Determine if u= [2, 7, -1], v= [5, -3, 2] and w= [9, 11, 2] are coplanar.

Answer 1

are those points or vectors?

Answer 2

if vectors; then by adding or subtracting 2 together you chould be able to produce the 3rd

Answer 3

vectors

Answer 4

2, 7, -1
5, -3, 2
-------
7, -4, 1 ..... try again?



2, 7, -1
-5, 3, -2
---------
-3,10,-3 .... well those dont pan out yet

Answer 5

i spose we could start them at a point say(0,0,0) and see if they end up back at it?

Answer 6

co planar does mean all on the same plane right?

Answer 7

yes

Answer 8

u= [2, 7, -1], v= [5, -3, 2] and w= [9, 11, 2]

(0 ,0, 0)
<2,7,-1>
----------
(2,7,-1)
<5,-3,2>
----------
(7,4,1)
<9,11,2>
----------
(16,15,3) we dont get back to the same point ..... but thats not definitive is it, since the vectors could just be short, as is

Answer 9

(0 ,0, 0)
<2,7,-1>
----------
(2,7,-1)
<5,-3,2>
----------
(7,4,1)
<9,11,2> ; if we can scale this vector to get back to (0,0,0)
---------- that should be good; but I dont see it happening.

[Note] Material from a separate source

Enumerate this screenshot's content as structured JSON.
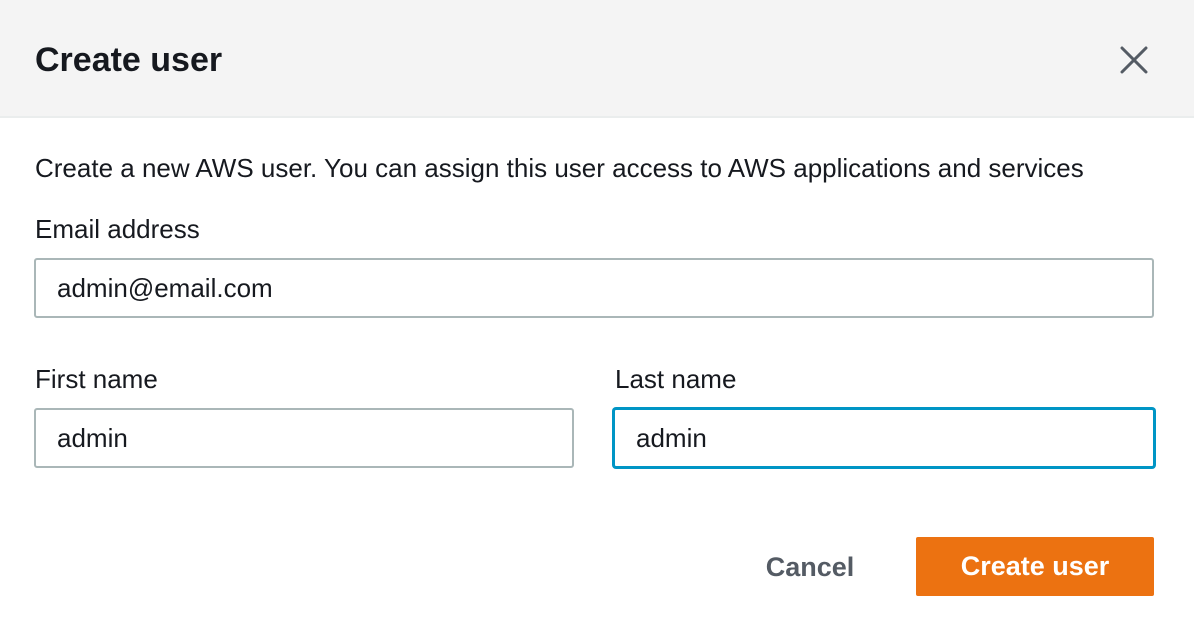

My gut says they aint co planar

Answer 10

what have you tried?

Answer 11

i did the long way

Answer 12

so with s and t

Answer 13

and it doesnt equal

Answer 14

the long way is fine :)

Answer 15

I considered last night crossing each vector: u(x)v u(x)w and v(x)w if they all produce the same "normal" vector to thier plane; then they would be coplanar.

u [2, 7, -1]
v [5, -3, 2]
------------
(7.2)-(-3.-1),(-1.5)-(2.2),(2.-3)-(5.7)
14 - 3 , -5 - 4 , -6 - 35
11 , -9 , -41


u [2, 7, -1]
w [9, 11, 2]
------------
(7.2)-(11.-1),(9.-1)-(2.2),(2.2)-(9.-1)
14 +11 , -9-4 , 4+9
25 , -13 , -13

v [5,-3,2]
w[9,11,2]
-------------
(-3.2)-(11.2),(9.2)-(5.2),(5.11)-(9.-3)
-6 - 22 , 18-10 , 55+27
-28 , 8 , 82


the "normals" produced by crossing are:

<11,-9,-41>
<25,-13,-13>
<-28, 8 , 82>

And I see no way that these could even be remotely the same. Since all 3 crossings produce different "normal" vectors; they cannot be coplanar.